In the 1980s, airline mogul Frank Lorenzo assembled a huge stable of carriers under the TAC banner: Eastern, Continental, Frontier, New York Air and PeoplExpress. (All are gone now except Continental, which merged with United in 2010.)
That crazy quilt of an airline company failed for many reasons. But a central factor in TAC’s undoing was the company’s failure to assess – let alone fix – the problem of too many, often incompatible, operating systems and applications. That made it impossible for the company to capitalize on the economies of scale such a huge service network should have provided. None of the airlines could effectively share customer data or market their services jointly.
1980s Failed Merger Shows the Danger of Failing to Account for Technology
Granted, that was in the 1980s, but the TAC calamity demonstrates the point: Properly assessing the strengths, weaknesses and compatibilities of two or more companies’ systems, technologies and technology staffs is paramount.
It’s surprising how often businesses forget that. According to a global survey by law firm Freshfields Bruckaus Deringer, 90 percent of dealmakers said they recognize security breaches by an acquired company could significantly reduce the value of their deals. And yet, 78 percent of respondents said cyber security isn’t given much thought in their due diligence process.
If they’re giving so little time to an issue as weighty as IT security, chances are they’re also giving short shrift to basic technology questions such as the compatibility of the basic operating systems and applications. That, in part, is why so many mergers these days fail to deliver – or deliver on time – the promised financial synergies predicted by dealmakers.
How Companies Can Avoid Acquiring Old or Incompatible Technology
So, what can companies, including small and midsize firms, involved in M&A discussions do to avoid having their grand deal crash on the rocks of incompatible, outdated or divergent technology?
For starters, they can enlist the help of technology experts in the same way they hire forensic accountants and M&A attorneys to examine the company’s books and legal risks.
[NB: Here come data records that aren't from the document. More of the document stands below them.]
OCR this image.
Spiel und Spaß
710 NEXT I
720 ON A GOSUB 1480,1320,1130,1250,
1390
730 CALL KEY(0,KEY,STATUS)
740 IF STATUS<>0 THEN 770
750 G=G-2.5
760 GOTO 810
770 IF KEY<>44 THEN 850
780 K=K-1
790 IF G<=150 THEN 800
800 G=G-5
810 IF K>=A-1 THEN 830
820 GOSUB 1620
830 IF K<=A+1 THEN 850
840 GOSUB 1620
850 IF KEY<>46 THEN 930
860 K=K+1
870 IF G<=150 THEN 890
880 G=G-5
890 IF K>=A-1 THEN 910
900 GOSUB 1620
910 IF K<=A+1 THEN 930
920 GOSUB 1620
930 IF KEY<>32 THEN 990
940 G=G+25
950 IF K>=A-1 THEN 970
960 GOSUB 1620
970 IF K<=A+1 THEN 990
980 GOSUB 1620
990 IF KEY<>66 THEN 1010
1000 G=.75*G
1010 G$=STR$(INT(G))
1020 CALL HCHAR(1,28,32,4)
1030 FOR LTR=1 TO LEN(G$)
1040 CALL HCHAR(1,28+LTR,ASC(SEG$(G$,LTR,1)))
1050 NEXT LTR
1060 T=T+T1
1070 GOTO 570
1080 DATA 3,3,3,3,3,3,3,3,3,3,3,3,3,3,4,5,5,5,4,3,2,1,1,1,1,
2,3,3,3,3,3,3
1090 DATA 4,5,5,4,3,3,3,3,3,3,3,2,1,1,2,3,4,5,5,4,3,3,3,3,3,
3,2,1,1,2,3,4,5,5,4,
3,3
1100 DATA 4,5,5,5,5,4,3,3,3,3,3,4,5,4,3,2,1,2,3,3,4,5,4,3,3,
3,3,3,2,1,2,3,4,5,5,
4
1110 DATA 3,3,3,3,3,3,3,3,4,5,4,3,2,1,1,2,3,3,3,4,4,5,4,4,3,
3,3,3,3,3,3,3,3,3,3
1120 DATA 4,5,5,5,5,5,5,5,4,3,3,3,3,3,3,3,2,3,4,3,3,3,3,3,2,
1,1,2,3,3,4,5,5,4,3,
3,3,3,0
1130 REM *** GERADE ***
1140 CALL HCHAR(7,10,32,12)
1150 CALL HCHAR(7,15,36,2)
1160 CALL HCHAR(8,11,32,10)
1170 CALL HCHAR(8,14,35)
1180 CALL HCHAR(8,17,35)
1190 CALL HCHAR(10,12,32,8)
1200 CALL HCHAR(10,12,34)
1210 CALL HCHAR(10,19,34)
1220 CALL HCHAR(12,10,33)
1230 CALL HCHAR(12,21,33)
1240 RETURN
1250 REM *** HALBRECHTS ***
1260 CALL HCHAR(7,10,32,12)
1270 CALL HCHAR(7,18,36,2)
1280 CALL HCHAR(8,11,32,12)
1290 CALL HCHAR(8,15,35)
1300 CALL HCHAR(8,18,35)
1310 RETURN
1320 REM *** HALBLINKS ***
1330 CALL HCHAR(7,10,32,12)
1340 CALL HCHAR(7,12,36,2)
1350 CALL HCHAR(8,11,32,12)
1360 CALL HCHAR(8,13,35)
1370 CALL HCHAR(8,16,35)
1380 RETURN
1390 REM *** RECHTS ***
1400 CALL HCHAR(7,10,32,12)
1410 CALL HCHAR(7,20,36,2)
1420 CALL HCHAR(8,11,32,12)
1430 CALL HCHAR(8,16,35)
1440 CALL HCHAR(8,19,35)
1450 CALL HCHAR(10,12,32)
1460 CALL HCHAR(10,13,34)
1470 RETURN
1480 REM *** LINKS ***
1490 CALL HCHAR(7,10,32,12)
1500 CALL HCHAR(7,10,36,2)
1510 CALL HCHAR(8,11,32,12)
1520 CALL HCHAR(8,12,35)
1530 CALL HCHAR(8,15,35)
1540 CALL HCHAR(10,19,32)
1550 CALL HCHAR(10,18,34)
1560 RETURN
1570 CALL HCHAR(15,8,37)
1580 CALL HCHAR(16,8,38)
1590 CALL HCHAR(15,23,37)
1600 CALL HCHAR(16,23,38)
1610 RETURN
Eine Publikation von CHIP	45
Even if the acquiring company is a technology company itself, it’s critical to get outside advisors who can spot potential problems – or opportunities – that a CEO or other dealmaker might overlook.
Their due diligence checklist should include questions such as:
- Who will “own” or control the technology?
- What technology must be replaced?
- What data, transactional info and intellectual property are really important?
- Where and how is data stored?
- Is there any “key employee risk;” i.e. will the deal fail or be crippled if one or more key employees leave after the merger?
- Will there be a technologies skills gap created by this merger?
- Are the two companies systems compatible? Where they are not, what will be the cost and time frame of making them compatible in the short run?
- What will be the cost and time frame of moving the merged company to a single operating system and set of applications in the long run?
- Are there reliability and reputational risks?
- Are there any risks related to online presence, transactions, marketing, or management systems?
- Are there any licensing issues related to proprietary technology?
- Is either company’s existing technology scalable, and can it serve as the base technology for the combined company going forward?
Maybe you feel you and your management team are capable of answering these questions and issuing a dispassionate statement on the state of technology in the target company. If not, your best bet is to let a team of experts take a look.
More than one company has been saved from a bad investment – or conversely, realized the deal contained a technology goldmine – just because they were wise enough to conduct a thorough IT due diligence examination.